Undoubtedly, what today menaces Western security, is much altered, and, in an era further soured by media-savvy terrorists, sceptics argue, the UN languishes, rather than acts. Powerful political and cultural enemies oppose it as merely old-style colonialism, clad in new-fangled semantics, and not as is claimed, adhering to a universalist language of moral rightness, in deciding what action (if any), it should take in any given situation: this hardly-disguised self-interest, never more on show when military force deployed. The West merely continues to prey on the non-Western world.
Criticism often comes from inside the Western world itself. Notably from humanitarian organizations, most famously perhaps, in Amnesty International’s criticising the UN’s failure to intervene in 1990s genocidal Rwanda.
This however, as with much non-Western criticism of the UN, has both utility and purpose, standing apart from the chaff and bluff that today preoccupies our ratings-fixated media, albeit admittedly, only meeting public demand, and much preferring the sensational over substance. This then, helps separate what is merely news from what is ‘newsworthy’, and unfortunately, good news, and consequently much of the UN’s unappreciated peace-keeping, life-saving humanitarian work, does not a ‘news’ story make.
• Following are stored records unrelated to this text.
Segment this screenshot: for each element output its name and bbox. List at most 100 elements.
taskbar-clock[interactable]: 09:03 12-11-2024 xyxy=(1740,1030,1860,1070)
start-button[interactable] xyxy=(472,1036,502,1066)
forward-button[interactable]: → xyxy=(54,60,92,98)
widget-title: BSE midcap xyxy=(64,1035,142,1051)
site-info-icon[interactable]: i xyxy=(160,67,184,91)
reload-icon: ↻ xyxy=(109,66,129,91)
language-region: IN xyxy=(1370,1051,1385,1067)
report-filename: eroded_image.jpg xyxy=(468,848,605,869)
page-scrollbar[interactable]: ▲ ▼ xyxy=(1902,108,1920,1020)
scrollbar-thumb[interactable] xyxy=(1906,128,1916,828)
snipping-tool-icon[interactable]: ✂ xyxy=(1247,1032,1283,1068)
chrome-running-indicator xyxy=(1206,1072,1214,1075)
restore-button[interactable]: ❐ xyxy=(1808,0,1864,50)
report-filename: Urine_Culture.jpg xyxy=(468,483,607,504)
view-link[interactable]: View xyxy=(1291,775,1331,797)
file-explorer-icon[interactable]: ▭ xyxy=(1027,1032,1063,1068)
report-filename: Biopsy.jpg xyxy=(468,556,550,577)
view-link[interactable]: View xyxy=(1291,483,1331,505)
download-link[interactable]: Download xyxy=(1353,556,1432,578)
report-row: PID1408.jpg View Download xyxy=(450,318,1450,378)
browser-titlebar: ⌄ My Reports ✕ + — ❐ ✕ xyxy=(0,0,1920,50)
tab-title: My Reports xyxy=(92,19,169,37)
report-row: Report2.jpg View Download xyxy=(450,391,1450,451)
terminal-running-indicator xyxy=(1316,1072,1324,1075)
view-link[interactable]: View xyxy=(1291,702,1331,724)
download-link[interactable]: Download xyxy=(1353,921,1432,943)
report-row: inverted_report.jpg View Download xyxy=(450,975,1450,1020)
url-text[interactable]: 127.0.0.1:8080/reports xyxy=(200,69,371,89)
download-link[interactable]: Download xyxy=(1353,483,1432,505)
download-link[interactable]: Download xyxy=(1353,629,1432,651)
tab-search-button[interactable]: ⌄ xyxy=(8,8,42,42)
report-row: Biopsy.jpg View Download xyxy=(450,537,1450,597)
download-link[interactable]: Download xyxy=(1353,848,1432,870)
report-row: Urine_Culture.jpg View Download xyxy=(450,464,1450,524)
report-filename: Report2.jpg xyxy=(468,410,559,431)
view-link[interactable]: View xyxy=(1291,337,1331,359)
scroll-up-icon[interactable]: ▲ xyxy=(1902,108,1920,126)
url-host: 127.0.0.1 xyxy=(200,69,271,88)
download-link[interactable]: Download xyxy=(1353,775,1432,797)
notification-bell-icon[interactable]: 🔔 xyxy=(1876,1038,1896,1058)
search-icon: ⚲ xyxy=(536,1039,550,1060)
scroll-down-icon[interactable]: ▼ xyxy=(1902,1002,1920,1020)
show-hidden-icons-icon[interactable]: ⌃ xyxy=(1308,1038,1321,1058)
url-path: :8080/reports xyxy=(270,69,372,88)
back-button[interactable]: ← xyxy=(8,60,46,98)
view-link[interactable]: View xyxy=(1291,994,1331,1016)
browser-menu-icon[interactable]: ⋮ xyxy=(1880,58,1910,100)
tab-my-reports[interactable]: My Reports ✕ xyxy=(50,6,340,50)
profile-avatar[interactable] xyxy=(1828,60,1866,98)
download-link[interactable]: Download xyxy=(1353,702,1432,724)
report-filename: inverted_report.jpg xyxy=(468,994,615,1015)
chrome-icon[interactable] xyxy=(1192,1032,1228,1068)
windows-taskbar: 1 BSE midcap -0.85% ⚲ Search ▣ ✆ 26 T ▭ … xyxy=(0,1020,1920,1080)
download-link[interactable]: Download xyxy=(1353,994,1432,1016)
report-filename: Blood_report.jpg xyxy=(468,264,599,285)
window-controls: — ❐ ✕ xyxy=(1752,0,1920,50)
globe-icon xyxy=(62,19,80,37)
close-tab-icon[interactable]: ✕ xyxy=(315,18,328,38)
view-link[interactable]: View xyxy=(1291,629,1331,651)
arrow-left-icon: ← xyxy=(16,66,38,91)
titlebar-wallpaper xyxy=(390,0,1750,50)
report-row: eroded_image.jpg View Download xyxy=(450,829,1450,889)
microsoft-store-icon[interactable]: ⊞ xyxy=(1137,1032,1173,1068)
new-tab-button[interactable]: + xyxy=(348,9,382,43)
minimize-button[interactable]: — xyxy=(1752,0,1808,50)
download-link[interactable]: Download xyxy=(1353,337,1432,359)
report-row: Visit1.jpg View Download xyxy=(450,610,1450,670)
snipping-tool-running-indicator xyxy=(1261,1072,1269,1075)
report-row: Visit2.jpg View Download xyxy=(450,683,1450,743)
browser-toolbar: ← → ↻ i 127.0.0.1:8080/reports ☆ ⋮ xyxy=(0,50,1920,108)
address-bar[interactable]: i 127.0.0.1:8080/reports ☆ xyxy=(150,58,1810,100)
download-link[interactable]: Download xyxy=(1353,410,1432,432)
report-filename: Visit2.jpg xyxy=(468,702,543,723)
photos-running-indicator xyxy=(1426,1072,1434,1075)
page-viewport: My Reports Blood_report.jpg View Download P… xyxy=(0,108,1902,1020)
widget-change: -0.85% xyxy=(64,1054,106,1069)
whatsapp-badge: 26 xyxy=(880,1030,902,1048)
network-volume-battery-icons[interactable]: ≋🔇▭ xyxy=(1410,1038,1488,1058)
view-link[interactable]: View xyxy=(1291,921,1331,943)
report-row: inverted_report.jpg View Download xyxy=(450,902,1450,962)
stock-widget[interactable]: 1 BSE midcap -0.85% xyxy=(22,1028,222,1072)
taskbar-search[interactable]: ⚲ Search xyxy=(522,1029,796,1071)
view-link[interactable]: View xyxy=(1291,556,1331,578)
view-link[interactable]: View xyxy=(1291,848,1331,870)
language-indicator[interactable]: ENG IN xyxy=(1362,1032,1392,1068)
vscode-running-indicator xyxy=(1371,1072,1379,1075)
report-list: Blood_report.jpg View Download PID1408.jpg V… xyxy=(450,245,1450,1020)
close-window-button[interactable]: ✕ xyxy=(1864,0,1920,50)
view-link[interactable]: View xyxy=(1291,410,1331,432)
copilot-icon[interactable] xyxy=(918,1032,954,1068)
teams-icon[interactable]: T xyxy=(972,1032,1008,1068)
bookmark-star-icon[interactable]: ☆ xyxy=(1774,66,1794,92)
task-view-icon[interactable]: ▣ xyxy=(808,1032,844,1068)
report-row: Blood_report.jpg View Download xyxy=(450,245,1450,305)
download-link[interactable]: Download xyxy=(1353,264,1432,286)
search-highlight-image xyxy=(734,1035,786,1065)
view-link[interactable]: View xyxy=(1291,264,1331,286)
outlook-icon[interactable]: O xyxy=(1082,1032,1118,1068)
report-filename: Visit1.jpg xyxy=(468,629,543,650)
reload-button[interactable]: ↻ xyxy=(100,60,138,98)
From the laudable if misguided belief that war between nations might one day be eliminated, the UN was born. A symbol of repression for some, a beacon invested with aspiring values and hope for others, in either case, it remains more relevant today than ever. Is it idealistic? Yes! And too-often, falls short of the values it claims to represent. Yet, to paraphrase the poet Robert Browning, even though for what we aim far exceeds our grasp, we must nevertheless strive at reaching, otherwise ‘… what’s a heaven for?’